House Of Holland – Pre Spring/Summer 2016 Ready-To-Wear
What do you get when you cut a thick, techno-treated, Japanese-milled crepe that you found in Paris into a navy coat—and then trim the collar and sleeves with Peruvian-inspired fringing? “I call it my Poldark coat,” said Henry Holland today, “and I’ve really got to stop doing that.” If you’ve already seen the show—a period potboiler from the BBC that had half of Britain swooning over Aidan Turner’s torso when it aired here recently—then you’ll know just what he means. If not, you can find out when it premieres on PBS this month. The point, though, is that when you mix your ingredients as willfully as Holland does, you never quite know what will come out of the oven.

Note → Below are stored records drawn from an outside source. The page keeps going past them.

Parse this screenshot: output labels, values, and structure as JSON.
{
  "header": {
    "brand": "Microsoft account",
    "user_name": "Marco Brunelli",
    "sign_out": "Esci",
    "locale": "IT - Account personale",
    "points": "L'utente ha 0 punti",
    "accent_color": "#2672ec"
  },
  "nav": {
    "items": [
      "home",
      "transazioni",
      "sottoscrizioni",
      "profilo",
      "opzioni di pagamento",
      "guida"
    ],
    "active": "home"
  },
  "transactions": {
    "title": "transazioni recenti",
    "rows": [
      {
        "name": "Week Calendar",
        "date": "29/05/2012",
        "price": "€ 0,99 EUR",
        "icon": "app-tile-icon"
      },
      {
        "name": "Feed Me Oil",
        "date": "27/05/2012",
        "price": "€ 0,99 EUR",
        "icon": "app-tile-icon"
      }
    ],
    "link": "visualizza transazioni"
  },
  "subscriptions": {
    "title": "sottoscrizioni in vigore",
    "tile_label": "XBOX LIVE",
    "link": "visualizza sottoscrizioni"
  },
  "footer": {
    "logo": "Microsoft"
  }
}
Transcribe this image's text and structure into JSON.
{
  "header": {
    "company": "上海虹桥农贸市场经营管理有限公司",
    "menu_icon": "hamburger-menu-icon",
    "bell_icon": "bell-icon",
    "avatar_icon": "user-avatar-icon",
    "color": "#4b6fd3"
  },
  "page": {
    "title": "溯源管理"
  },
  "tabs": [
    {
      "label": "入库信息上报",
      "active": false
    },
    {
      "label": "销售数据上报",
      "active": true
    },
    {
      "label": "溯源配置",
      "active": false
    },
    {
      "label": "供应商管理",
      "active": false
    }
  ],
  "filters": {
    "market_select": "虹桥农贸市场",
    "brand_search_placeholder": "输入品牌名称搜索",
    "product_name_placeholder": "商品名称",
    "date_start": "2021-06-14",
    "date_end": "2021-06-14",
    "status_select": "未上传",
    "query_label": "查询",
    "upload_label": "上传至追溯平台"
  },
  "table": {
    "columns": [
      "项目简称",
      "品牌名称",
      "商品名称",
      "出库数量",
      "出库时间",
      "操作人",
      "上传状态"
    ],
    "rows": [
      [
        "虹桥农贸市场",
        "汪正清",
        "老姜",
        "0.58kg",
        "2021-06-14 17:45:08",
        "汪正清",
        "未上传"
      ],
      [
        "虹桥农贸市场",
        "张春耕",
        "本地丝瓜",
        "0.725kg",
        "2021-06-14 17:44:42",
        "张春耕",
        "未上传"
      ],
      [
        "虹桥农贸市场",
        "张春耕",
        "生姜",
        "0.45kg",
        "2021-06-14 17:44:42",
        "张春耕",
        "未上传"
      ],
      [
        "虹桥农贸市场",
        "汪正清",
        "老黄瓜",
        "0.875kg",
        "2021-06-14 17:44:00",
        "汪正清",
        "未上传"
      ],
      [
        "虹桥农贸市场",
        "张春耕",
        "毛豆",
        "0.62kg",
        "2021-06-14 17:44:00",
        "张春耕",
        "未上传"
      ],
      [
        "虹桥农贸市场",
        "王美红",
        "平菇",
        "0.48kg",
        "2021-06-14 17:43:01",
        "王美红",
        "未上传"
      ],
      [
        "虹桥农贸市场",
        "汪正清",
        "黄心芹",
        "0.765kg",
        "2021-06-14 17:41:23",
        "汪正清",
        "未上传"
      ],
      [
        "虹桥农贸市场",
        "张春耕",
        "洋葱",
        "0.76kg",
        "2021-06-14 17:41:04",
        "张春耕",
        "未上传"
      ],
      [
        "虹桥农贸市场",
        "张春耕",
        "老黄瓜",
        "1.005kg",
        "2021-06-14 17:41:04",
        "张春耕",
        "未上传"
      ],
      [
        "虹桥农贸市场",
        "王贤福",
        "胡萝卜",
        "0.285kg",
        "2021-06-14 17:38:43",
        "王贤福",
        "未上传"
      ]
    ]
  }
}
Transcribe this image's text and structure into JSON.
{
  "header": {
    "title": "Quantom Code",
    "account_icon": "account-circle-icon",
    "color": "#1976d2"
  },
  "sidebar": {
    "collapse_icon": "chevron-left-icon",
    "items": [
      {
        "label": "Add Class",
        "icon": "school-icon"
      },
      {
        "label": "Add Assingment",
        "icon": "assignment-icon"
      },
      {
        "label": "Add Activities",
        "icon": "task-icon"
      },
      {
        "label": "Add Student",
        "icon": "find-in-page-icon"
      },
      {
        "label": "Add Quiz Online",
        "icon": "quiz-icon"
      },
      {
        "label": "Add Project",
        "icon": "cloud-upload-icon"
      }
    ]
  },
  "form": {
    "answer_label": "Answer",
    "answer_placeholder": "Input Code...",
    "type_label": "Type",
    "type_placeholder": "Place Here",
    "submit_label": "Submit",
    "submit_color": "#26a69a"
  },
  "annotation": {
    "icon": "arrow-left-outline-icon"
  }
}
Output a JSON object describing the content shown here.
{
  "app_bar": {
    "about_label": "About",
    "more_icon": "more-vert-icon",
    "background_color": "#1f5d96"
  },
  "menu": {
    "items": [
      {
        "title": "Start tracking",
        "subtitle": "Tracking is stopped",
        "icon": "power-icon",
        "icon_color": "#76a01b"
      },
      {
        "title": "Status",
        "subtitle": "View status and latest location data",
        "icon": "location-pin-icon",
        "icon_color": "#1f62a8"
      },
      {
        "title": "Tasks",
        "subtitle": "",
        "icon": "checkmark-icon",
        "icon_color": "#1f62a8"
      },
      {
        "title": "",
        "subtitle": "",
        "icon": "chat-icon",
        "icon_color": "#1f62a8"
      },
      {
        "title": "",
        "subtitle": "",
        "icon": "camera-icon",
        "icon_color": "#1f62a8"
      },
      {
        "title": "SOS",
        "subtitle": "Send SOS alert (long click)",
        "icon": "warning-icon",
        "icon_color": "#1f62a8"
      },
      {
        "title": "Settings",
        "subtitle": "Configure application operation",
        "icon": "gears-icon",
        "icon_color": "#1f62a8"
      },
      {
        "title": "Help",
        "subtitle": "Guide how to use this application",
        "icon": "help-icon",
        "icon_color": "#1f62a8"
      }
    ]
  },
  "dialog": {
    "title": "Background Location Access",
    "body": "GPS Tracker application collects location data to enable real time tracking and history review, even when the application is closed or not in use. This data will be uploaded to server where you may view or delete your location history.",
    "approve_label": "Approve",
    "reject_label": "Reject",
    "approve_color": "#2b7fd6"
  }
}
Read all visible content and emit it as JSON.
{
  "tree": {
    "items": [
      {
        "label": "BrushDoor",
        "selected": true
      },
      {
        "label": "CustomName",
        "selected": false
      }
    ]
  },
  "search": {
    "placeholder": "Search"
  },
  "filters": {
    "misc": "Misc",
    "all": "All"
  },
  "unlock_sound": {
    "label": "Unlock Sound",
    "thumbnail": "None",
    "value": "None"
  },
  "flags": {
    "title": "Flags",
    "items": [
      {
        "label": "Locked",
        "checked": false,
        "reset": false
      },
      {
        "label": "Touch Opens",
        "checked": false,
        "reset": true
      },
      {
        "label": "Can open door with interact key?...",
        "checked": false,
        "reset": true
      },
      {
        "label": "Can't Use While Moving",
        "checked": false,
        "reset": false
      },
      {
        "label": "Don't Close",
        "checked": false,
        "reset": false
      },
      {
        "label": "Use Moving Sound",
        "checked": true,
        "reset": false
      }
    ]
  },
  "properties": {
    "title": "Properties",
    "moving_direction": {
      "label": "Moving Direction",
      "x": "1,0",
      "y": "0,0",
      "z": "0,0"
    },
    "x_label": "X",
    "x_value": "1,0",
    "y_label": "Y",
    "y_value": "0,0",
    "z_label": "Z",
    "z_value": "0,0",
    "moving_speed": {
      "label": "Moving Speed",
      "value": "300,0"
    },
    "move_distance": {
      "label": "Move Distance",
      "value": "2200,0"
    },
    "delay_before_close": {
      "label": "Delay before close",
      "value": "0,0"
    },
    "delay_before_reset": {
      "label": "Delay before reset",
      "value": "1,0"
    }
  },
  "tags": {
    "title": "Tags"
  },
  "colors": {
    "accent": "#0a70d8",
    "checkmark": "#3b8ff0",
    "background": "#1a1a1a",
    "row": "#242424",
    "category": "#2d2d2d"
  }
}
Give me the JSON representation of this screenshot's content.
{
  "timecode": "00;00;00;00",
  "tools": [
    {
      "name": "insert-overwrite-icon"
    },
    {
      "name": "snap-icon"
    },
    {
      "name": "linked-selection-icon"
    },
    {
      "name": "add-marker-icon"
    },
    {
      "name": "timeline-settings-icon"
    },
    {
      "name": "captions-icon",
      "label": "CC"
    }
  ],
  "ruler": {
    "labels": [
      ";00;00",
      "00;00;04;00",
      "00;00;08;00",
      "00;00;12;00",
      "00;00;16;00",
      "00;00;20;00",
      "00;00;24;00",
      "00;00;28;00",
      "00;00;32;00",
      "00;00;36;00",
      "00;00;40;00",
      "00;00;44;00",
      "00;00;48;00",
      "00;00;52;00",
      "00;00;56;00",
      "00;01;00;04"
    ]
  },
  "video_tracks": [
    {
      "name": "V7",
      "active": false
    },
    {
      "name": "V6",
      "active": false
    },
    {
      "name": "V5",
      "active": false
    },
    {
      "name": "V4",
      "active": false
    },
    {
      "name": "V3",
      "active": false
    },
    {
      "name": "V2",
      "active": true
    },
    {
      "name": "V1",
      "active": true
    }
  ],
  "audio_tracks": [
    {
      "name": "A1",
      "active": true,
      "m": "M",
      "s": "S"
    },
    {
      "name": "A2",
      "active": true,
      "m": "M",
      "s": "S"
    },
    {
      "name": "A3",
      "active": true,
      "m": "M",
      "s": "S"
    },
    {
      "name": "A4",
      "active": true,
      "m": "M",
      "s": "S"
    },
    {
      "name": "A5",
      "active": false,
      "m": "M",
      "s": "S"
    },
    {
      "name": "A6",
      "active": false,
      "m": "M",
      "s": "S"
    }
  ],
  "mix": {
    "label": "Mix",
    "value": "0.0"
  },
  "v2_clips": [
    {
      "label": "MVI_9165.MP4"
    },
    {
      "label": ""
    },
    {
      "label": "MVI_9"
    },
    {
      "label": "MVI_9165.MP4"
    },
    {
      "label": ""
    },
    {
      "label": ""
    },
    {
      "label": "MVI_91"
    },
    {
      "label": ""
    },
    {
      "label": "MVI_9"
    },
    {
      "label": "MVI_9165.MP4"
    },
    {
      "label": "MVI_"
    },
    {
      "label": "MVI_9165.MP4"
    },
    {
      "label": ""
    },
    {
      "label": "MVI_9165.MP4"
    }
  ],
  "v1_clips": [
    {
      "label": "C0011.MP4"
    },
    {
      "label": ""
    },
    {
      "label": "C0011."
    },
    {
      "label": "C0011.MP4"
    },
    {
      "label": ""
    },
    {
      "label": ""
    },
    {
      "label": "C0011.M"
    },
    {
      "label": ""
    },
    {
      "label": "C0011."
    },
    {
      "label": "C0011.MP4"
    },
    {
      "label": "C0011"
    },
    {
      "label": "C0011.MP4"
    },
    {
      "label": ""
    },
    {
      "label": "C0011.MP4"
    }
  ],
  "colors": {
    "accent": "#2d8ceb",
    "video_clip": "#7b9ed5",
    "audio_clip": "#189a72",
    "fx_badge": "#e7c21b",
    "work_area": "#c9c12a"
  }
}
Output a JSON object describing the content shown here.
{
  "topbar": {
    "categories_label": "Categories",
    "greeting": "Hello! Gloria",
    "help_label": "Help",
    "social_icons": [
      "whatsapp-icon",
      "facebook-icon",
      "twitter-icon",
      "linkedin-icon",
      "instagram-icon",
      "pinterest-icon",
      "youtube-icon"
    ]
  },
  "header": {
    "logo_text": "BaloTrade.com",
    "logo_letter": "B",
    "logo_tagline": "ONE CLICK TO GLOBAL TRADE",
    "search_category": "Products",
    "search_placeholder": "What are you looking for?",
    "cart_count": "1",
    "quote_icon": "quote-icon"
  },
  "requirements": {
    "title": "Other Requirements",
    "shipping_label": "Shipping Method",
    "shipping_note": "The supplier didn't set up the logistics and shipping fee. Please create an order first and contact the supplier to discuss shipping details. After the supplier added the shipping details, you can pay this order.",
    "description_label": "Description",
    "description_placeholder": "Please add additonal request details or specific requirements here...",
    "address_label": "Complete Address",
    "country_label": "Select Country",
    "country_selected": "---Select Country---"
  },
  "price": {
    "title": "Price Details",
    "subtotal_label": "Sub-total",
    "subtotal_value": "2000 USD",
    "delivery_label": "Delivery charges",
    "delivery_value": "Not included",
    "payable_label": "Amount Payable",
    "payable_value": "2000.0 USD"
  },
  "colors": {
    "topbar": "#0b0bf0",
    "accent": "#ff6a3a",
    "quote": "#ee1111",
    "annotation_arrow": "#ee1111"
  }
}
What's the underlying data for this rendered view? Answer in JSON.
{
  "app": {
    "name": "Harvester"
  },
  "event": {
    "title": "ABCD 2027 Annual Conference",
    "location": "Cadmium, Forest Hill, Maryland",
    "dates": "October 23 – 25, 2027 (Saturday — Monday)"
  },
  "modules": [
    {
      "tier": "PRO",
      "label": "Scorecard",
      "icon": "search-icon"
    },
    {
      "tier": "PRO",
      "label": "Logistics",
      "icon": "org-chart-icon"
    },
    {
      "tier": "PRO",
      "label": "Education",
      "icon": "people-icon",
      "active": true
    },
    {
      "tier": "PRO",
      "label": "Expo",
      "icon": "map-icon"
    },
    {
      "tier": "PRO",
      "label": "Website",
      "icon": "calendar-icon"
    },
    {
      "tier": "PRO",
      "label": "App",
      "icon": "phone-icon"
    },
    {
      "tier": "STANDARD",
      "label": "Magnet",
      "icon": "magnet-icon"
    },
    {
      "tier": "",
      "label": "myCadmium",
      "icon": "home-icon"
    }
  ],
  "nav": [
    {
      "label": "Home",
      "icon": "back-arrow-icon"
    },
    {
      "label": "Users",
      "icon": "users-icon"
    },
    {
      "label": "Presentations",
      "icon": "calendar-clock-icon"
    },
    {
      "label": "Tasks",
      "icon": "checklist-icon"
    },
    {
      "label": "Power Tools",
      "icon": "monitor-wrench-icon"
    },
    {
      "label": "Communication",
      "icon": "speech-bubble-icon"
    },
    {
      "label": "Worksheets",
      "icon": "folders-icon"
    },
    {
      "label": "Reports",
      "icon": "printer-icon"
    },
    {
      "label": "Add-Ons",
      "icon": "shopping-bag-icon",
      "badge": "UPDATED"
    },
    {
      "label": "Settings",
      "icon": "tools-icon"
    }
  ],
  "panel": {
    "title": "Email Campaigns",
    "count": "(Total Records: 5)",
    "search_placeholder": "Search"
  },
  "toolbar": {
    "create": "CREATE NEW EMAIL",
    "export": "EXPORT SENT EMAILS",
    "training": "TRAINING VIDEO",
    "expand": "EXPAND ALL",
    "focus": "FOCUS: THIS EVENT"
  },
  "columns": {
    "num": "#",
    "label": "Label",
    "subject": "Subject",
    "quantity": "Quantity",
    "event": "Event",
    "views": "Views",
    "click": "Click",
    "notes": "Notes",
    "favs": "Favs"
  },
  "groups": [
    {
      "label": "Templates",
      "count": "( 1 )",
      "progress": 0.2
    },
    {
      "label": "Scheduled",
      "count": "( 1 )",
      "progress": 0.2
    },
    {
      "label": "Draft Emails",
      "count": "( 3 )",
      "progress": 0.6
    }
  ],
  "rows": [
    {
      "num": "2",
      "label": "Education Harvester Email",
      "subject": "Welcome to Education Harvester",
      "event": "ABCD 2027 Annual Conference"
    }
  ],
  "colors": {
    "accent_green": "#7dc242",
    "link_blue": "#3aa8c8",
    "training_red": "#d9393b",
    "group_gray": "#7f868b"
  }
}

Holland’s main flavors here were the aforementioned Peru, he said, and “Cali skater girls.” That seasoning came through loud and clear when the fringing edged denim or sliders. Also when it was used for tassels at the midsection of a great little vest/skirt in that same crepe that was melded by buttons and cut to flash pops of lime Lycra below. Peruvian-ish stripes were jumbled and then rendered in flashes of fluoro in a highly Holland-aise pulsating jacquard, served up in iterations of cutesy, kooky, and party-party. Aztec-looking zigzags were distilled into Bridget Riley-like migraine graphics. Broderie anglaise prettified a faux roughly woven, shrunken hoodie based on a Stüssy knockoff the designer bought in Tijuana when he was 12. It was paired with a matching ’70s sports-short hemmed mini. Especially effective were the scrunchily volumized Mean Machine florals on pressed printed leather, which came in two punchy colorways on boob tubes, bikers, and backpacks. It sounds loco, but it worked.